I’m on Arch and trying to get the linux kernel to hibernate properly but it’s failing to do so . I’ve got all the kernel parameters (e.g. “resume=UUID=xxxx” going and suspend to RAM works fine, but the hibernation itself always just results in a fresh reboot.
The linux kernel documentation on debugging the hibernation settings narrowed it down to a possible “platform firmware” problem, but I’m kind of stuck now.
Any tips would be appreciated
As impractical as a forum is for discussing this, I’ll give it a shot anyway:
So you have initramfs updated to reflect the swap partition you are hibernating to? If you just updated GRUB and not initramfs then this could be your problem.
In general hibernation on Linux works, and the firmware isn’t a problem. I’ve done this on Fedora and Ubuntu.
@2disbetter Yep! That was it. Thanks so much for the pointer.
No worries! Hibernation is a very important function to me. I still don’t understand why Linux desktop just moved away from it without any explanation. it clearly works and is useful when you need it.
I just recently set up hibernation on the framework with Arch. I was shocked at how reliably it is working. Some info:
- Full disk encryption using LUKS (swap is also encrypted)
- Swap size 16 GB with 16 GB of RAM
mem_sleep_default=deepkernel parameter inside
resume=UUID=Xkernel parameter inside
- Edited /etc/systemd/logind.conf
The last hibernation did have an issue when I resumed the device the wifi didn’t work and
iwctl did not show my adapter. The next time it happens I’m going to try to poke at it to see if I can at least restart it to get wifi working without a reboot.
Overall very impressed with power management via systemd on Arch. We’ll see if I continue to have issues with it.
Maybe you can do a
sudo rmmod iwlwifi && sudo modprobe iwlwifi or such? I’ll see if I run into the same issue when I get mine, since I basically use hibernate by default nowadays (more reliable than sleep, drains basically no power, and quick enough to boot that I don’t have to factor that in).
And with the improvements to SSD performance and durability it is also not really an issue anymore to dump system memory to the SSD.
I mean I don’t use hibernation all the time but when I do I’m glad I do.
What I do on mine is actually have the swap partition on the expansion card drive. (I have a 250gb) Since the swap is only used when hibernating I am not worried about wearing it down prematurely either.
I will say that Windows 11 has some really fancy hibernation tech going on. Instead of just dumping the whole 64gb RAM to disk, it compresses and only dumps the RAM in use. It is able to hibernate in something like 4-5 seconds, and restarts in about 9 factoring in the time for the machine to just post.
By contrast Linux is resuming in about 20 seconds. Which is REALLY don’t mind because I’m just using hibernation to save power when I know it is going to be a while before I can get back to working on it.
Hmm, might be the specs. Mine (i5, 16GB RAM) hibernates in about 3 seconds and resumes in about 5-6 after I enter my LUKS password.

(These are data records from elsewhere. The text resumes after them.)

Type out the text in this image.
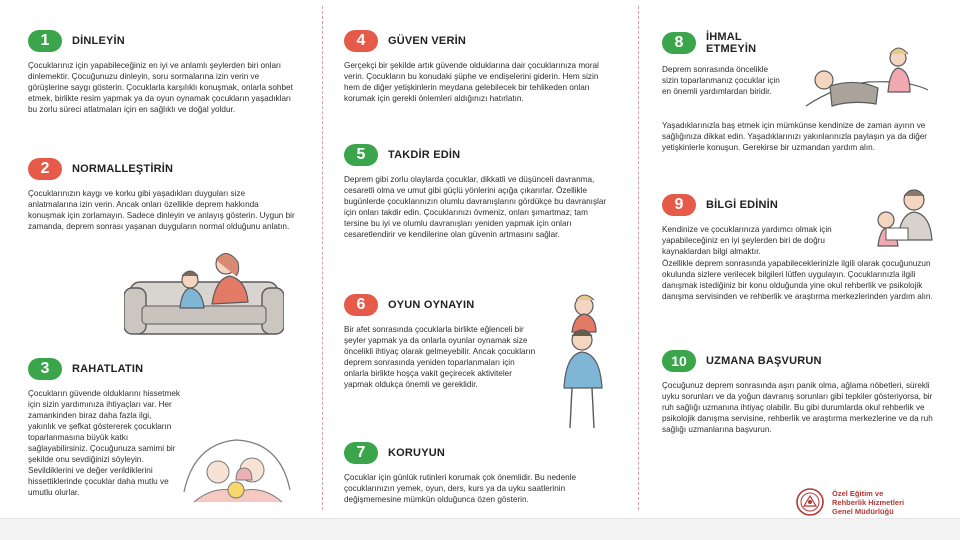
1	DİNLEYİN
Çocuklarınız için yapabileceğiniz en iyi ve anlamlı şeylerden biri onları dinlemektir. Çocuğunuzu dinleyin, soru sormalarına izin verin ve görüşlerine saygı gösterin. Çocuklarla karşılıklı konuşmak, onlarla sohbet etmek, birlikte resim yapmak ya da oyun oynamak çocukların yaşadıkları bu zorlu süreci atlatmaları için en sağlıklı ve doğal yoldur.
2	NORMALLEŞTİRİN
Çocuklarınızın kaygı ve korku gibi yaşadıkları duyguları size anlatmalarına izin verin. Ancak onları özellikle deprem hakkında konuşmak için zorlamayın. Sadece dinleyin ve anlayış gösterin. Uygun bir zamanda, deprem sonrası yaşanan duyguların normal olduğunu anlatın.
3	RAHATLATIN
Çocukların güvende olduklarını hissetmek için sizin yardımınıza ihtiyaçları var. Her zamankinden biraz daha fazla ilgi, yakınlık ve şefkat göstererek çocukların toparlanmasına büyük katkı sağlayabilirsiniz. Çocuğunuza samimi bir şekilde onu sevdiğinizi söyleyin. Sevildiklerini ve değer verildiklerini hissettiklerinde çocuklar daha mutlu ve umutlu olurlar.
4	GÜVEN VERİN
Gerçekçi bir şekilde artık güvende olduklarına dair çocuklarınıza moral verin. Çocukların bu konudaki şüphe ve endişelerini giderin. Hem sizin hem de diğer yetişkinlerin meydana gelebilecek bir tehlikeden onları korumak için gerekli önlemleri aldığınızı hatırlatın.
5	TAKDİR EDİN
Deprem gibi zorlu olaylarda çocuklar, dikkatli ve düşünceli davranma, cesaretli olma ve umut gibi güçlü yönlerini açığa çıkarırlar. Özellikle bugünlerde çocuklarınızın olumlu davranışlarını gördükçe bu davranışlar için onları takdir edin. Çocuklarınızı övmeniz, onları şımartmaz; tam tersine bu iyi ve olumlu davranışları yeniden yapmak için onları cesaretlendirir ve kendilerine olan güvenin artmasını sağlar.
6	OYUN OYNAYIN
Bir afet sonrasında çocuklarla birlikte eğlenceli bir şeyler yapmak ya da onlarla oyunlar oynamak size öncelikli ihtiyaç olarak gelmeyebilir. Ancak çocukların deprem sonrasında yeniden toparlanmaları için onlarla birlikte hoşça vakit geçirecek aktiviteler yapmak oldukça önemli ve gereklidir.
7	KORUYUN
Çocuklar için günlük rutinleri korumak çok önemlidir. Bu nedenle çocuklarınızın yemek, oyun, ders, kurs ya da uyku saatlerinin değişmemesine mümkün olduğunca özen gösterin.
8	İHMAL
ETMEYİN
Deprem sonrasında öncelikle sizin toparlanmanız çocuklar için en önemli yardımlardan biridir.
Yaşadıklarınızla baş etmek için mümkünse kendinize de zaman ayırın ve sağlığınıza dikkat edin. Yaşadıklarınızı yakınlarınızla paylaşın ya da diğer yetişkinlerle konuşun. Gerekirse bir uzmandan yardım alın.
9	BİLGİ EDİNİN
Kendinize ve çocuklarınıza yardımcı olmak için yapabileceğiniz en iyi şeylerden biri de doğru kaynaklardan bilgi almaktır.
Özellikle deprem sonrasında yapabileceklerinizle ilgili olarak çocuğunuzun okulunda sizlere verilecek bilgileri lütfen uygulayın. Çocuklarınızla ilgili danışmak istediğiniz bir konu olduğunda yine okul rehberlik ve psikolojik danışma servisinden ve rehberlik ve araştırma merkezlerinden yardım alın.
10	UZMANA BAŞVURUN
Çocuğunuz deprem sonrasında aşırı panik olma, ağlama nöbetleri, sürekli uyku sorunları ve da yoğun davranış sorunları gibi tepkiler gösteriyorsa, bir ruh sağlığı uzmanına ihtiyaç olabilir. Bu gibi durumlarda okul rehberlik ve psikolojik danışma servisine, rehberlik ve araştırma merkezlerine ve da ruh sağlığı uzmanlarına başvurun.
Özel Eğitim ve
Rehberlik Hizmetleri
Genel Müdürlüğü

Then again, it might also be that I’m using sway rather than Gnome or KDE.
Checking back in with this, I don’t seem to run into this issue after having hibernated and resumed several times.
I am on the i7 - 85G, 64GB RAM. I believe the time frame is because I’m saving the state to the expansion card memory, and not the NVME I’m using as the system drive.
I just found Sway and I love it! I need to work on getting some quality of life features working on it, but once I get there I think I’ll be good. I just need some GUI elements, like battery life, network status, and a menu that allows me to restart, shutdown, standby, or hibernate.
I got a MNT Reform coming in, which uses Sway by default so I figure I might as well get used to it. Now I actually prefer it.
Yeah, that might be part of it (along with the 64GB of RAM).
waybar instead of the default
swaybar — it’s wayyyy more customizable and has a better OOTB config IMO.